POV-Ray : Newsgroups : povray.off-topic : I'm in the mood for monads : Re: Living in a box Server Time
29 Jul 2024 16:27:09 EDT (-0400)
  Re: Living in a box  
From: Invisible
Date: 23 Apr 2012 11:06:41
Message: <4f957001$1@news.povray.org>
>> "Hey! Look! Our product is OO now! BUY IT!!"
>
>    Criticism of the overhyping of object-oriented programming is nothing new.

It just irks me when people take a concept, produce a superficial 
semblance of it, and then claim that as the genuine article. Borland 
took the idea of OOP and added some trivial syntactic changes which give 
the illusion of extra power, without actually offering any.

> A famous paper named "My cat is object-oriented" was published in 1989.
> (The title is a jab at the fact that anything that claims to be "object-
> oriented" sells better, thus if you are selling your cat...)

Required XKCD quote: http://www.xkcd.com/26/

>> About the only /useful/ thing it actually added was a per-type namespace
>> for methods. What's it, really. You could /already/ group code and data
>> together using modules, so the mere syntactic ability to write one
>> inside the other isn't much of a big deal.
>
>    No, what object-oriented programming added was inheritance and
> polymorphism. Modules (complete with member functions, public and
> private sections, module instantiation and references) existed before
> object-oriented programming. What OOP added was inheritance, dynamic
> binding and the ability to handle objects polymorphically.
>
>    There are some applications where OOP fits like a glove (eg. GUI
> programming), but in most situations just the modular part of OOP is
> more than enough.

You can write modules in Pascal. The functions within them can be public 
or private. The types can also be public or private.
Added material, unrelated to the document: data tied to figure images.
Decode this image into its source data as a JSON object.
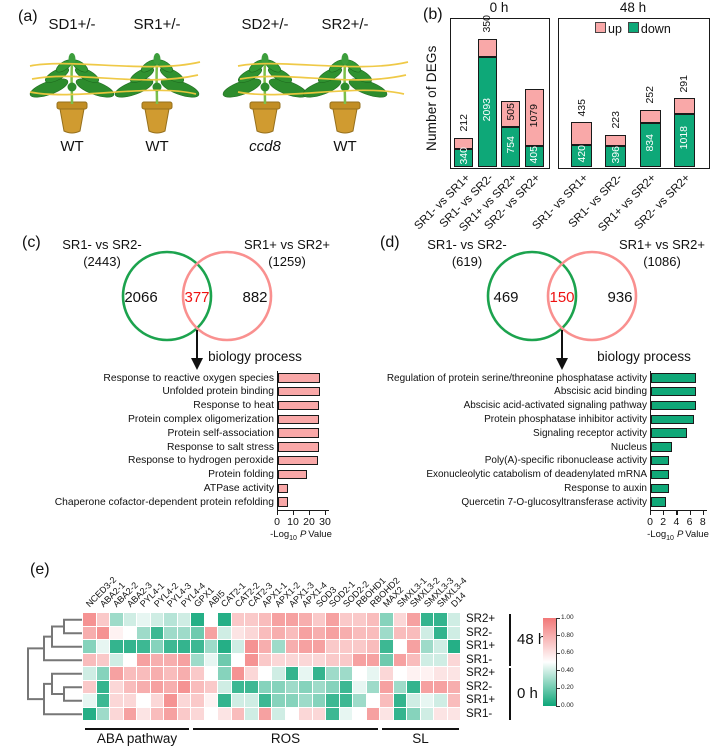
{
  "panels": {
    "a": {
      "label": "(a)",
      "plants": [
        {
          "top_label": "SD1+/-",
          "bottom_label": "WT"
        },
        {
          "top_label": "SR1+/-",
          "bottom_label": "WT"
        },
        {
          "top_label": "SD2+/-",
          "bottom_label": "ccd8"
        },
        {
          "top_label": "SR2+/-",
          "bottom_label": "WT"
        }
      ]
    },
    "b": {
      "label": "(b)"
    },
    "c": {
      "label": "(c)"
    },
    "d": {
      "label": "(d)"
    },
    "e": {
      "label": "(e)"
    }
  },
  "colors": {
    "up_pink": "#F9A8A8",
    "down_green": "#0EA878",
    "venn_green_stroke": "#1CA34E",
    "venn_pink_stroke": "#F9908F",
    "overlap_red": "#EE1111",
    "go_pink": "#F9A8A8",
    "go_green": "#10A878",
    "heat_high": "#F27878",
    "heat_low": "#0DA678"
  },
  "chart_data": [
    {
      "id": "deg_stacked_bars",
      "type": "bar",
      "ylabel": "Number of DEGs",
      "legend": [
        {
          "label": "up",
          "color": "#F9A8A8"
        },
        {
          "label": "down",
          "color": "#0EA878"
        }
      ],
      "groups": [
        {
          "title": "0 h",
          "categories": [
            "SR1- vs SR1+",
            "SR1- vs SR2-",
            "SR1+ vs SR2+",
            "SR2- vs SR2+"
          ],
          "series": [
            {
              "name": "up",
              "values": [
                212,
                350,
                505,
                1079
              ]
            },
            {
              "name": "down",
              "values": [
                340,
                2093,
                754,
                405
              ]
            }
          ]
        },
        {
          "title": "48 h",
          "categories": [
            "SR1- vs SR1+",
            "SR1- vs SR2-",
            "SR1+ vs SR2+",
            "SR2- vs SR2+"
          ],
          "series": [
            {
              "name": "up",
              "values": [
                435,
                223,
                252,
                291
              ]
            },
            {
              "name": "down",
              "values": [
                420,
                396,
                834,
                1018
              ]
            }
          ]
        }
      ]
    },
    {
      "id": "venn_panel_c",
      "type": "venn",
      "left": {
        "label": "SR1- vs SR2-",
        "total": "(2443)",
        "only": "2066"
      },
      "right": {
        "label": "SR1+ vs SR2+",
        "total": "(1259)",
        "only": "882"
      },
      "overlap": "377"
    },
    {
      "id": "go_panel_c",
      "type": "bar",
      "title": "biology process",
      "xlabel_pre": "-Log",
      "xlabel_sub": "10",
      "xlabel_pvar": "P",
      "xlabel_post": "Value",
      "categories": [
        "Response to reactive oxygen species",
        "Unfolded protein binding",
        "Response to heat",
        "Protein complex oligomerization",
        "Protein self-association",
        "Response to salt stress",
        "Response to hydrogen peroxide",
        "Protein folding",
        "ATPase activity",
        "Chaperone cofactor-dependent protein refolding"
      ],
      "values": [
        26,
        26,
        25.5,
        25.5,
        25.5,
        25.5,
        25,
        18,
        6.5,
        6
      ],
      "xlim": [
        0,
        30
      ],
      "ticks": [
        0,
        10,
        20,
        30
      ],
      "bar_color": "#F9A8A8"
    },
    {
      "id": "venn_panel_d",
      "type": "venn",
      "left": {
        "label": "SR1- vs SR2-",
        "total": "(619)",
        "only": "469"
      },
      "right": {
        "label": "SR1+ vs SR2+",
        "total": "(1086)",
        "only": "936"
      },
      "overlap": "150"
    },
    {
      "id": "go_panel_d",
      "type": "bar",
      "title": "biology process",
      "xlabel_pre": "-Log",
      "xlabel_sub": "10",
      "xlabel_pvar": "P",
      "xlabel_post": "Value",
      "categories": [
        "Regulation of protein serine/threonine phosphatase activity",
        "Abscisic acid binding",
        "Abscisic acid-activated signaling pathway",
        "Protein phosphatase inhibitor activity",
        "Signaling receptor activity",
        "Nucleus",
        "Poly(A)-specific ribonuclease activity",
        "Exonucleolytic catabolism of deadenylated mRNA",
        "Response to auxin",
        "Quercetin 7-O-glucosyltransferase activity"
      ],
      "values": [
        6.8,
        6.8,
        6.8,
        6.5,
        5.5,
        3.2,
        2.7,
        2.7,
        2.7,
        2.3
      ],
      "xlim": [
        0,
        8
      ],
      "ticks": [
        0,
        2,
        4,
        6,
        8
      ],
      "bar_color": "#10A878"
    },
    {
      "id": "expression_heatmap",
      "type": "heatmap",
      "columns": [
        "NCED3-2",
        "ABA2-1",
        "ABA2-2",
        "ABA2-3",
        "PYL4-1",
        "PYL4-2",
        "PYL4-3",
        "PYL4-4",
        "GPX1",
        "ABI5",
        "CAT2-1",
        "CAT2-2",
        "CAT2-3",
        "APX1-1",
        "APX1-2",
        "APX1-3",
        "APX1-4",
        "SOD3",
        "SOD2-1",
        "SOD2-2",
        "RBOHD1",
        "RBOHD2",
        "MAX2",
        "SMXL3-1",
        "SMXL3-2",
        "SMXL3-3",
        "SMXL3-4",
        "D14"
      ],
      "rows": [
        "SR2+",
        "SR2-",
        "SR1+",
        "SR1-",
        "SR2+",
        "SR2-",
        "SR1+",
        "SR1-"
      ],
      "row_groups": [
        {
          "label": "48 h",
          "rows": [
            0,
            3
          ]
        },
        {
          "label": "0 h",
          "rows": [
            4,
            7
          ]
        }
      ],
      "col_groups": [
        {
          "label": "ABA pathway",
          "cols": [
            0,
            7
          ]
        },
        {
          "label": "ROS",
          "cols": [
            8,
            21
          ]
        },
        {
          "label": "SL",
          "cols": [
            22,
            27
          ]
        }
      ],
      "values": [
        [
          0.9,
          0.7,
          0.3,
          0.4,
          0.45,
          0.4,
          0.35,
          0.4,
          0.05,
          0.5,
          0.05,
          0.7,
          0.7,
          0.75,
          0.85,
          0.85,
          0.8,
          0.7,
          0.85,
          0.7,
          0.7,
          0.75,
          0.25,
          0.65,
          0.85,
          0.08,
          0.08,
          0.4
        ],
        [
          0.8,
          0.9,
          0.55,
          0.5,
          0.3,
          0.1,
          0.3,
          0.3,
          0.2,
          0.85,
          0.4,
          0.6,
          0.65,
          0.75,
          0.8,
          0.75,
          0.85,
          0.8,
          0.85,
          0.8,
          0.75,
          0.75,
          0.3,
          0.75,
          0.75,
          0.4,
          0.08,
          0.4
        ],
        [
          0.25,
          0.45,
          0.08,
          0.08,
          0.1,
          0.25,
          0.1,
          0.08,
          0.1,
          0.3,
          0.05,
          0.4,
          0.9,
          0.8,
          0.3,
          0.8,
          0.85,
          0.85,
          0.7,
          0.7,
          0.7,
          0.75,
          0.1,
          0.5,
          0.85,
          0.3,
          0.4,
          0.05
        ],
        [
          0.75,
          0.7,
          0.4,
          0.5,
          0.85,
          0.8,
          0.8,
          0.85,
          0.3,
          0.45,
          0.2,
          0.5,
          0.9,
          0.7,
          0.65,
          0.65,
          0.65,
          0.65,
          0.7,
          0.7,
          0.85,
          0.85,
          0.2,
          0.85,
          0.75,
          0.4,
          0.4,
          0.65
        ],
        [
          0.4,
          0.25,
          0.85,
          0.75,
          0.75,
          0.8,
          0.75,
          0.8,
          0.7,
          0.5,
          0.25,
          0.9,
          0.65,
          0.5,
          0.4,
          0.08,
          0.45,
          0.08,
          0.3,
          0.3,
          0.5,
          0.45,
          0.65,
          0.5,
          0.55,
          0.55,
          0.6,
          0.6
        ],
        [
          0.7,
          0.08,
          0.65,
          0.75,
          0.8,
          0.85,
          0.8,
          0.9,
          0.75,
          0.7,
          0.4,
          0.1,
          0.1,
          0.25,
          0.25,
          0.3,
          0.25,
          0.3,
          0.25,
          0.1,
          0.45,
          0.3,
          0.85,
          0.3,
          0.08,
          0.85,
          0.85,
          0.8
        ],
        [
          0.45,
          0.1,
          0.65,
          0.65,
          0.5,
          0.65,
          0.9,
          0.65,
          0.7,
          0.55,
          0.08,
          0.4,
          0.4,
          0.1,
          0.25,
          0.25,
          0.3,
          0.25,
          0.1,
          0.1,
          0.3,
          0.5,
          0.75,
          0.08,
          0.4,
          0.45,
          0.4,
          0.75
        ],
        [
          0.05,
          0.3,
          0.65,
          0.85,
          0.6,
          0.75,
          0.85,
          0.7,
          0.65,
          0.5,
          0.6,
          0.75,
          0.4,
          0.85,
          0.4,
          0.5,
          0.65,
          0.65,
          0.1,
          0.45,
          0.5,
          0.85,
          0.6,
          0.08,
          0.25,
          0.4,
          0.6,
          0.6
        ]
      ],
      "colorbar": {
        "ticks": [
          "1.00",
          "0.80",
          "0.60",
          "0.40",
          "0.20",
          "0.00"
        ]
      }
    }
  ]
}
However, if a type is public, its entire internal structure must also be 
public. (That includes any types it mentions.) Similarly, any type which 
is an argument or result type to a public function must be public.

If they had removed these artificial limitations, that would have been 
/far/ more useful than just changing the "record" keyword to "class". :-P

(Indeed, that's what Haskell does: You can make a type public, but keep 
its internal structure private. And then only functions in that module 
can access the internal structure. And that's how you do encapsulation.)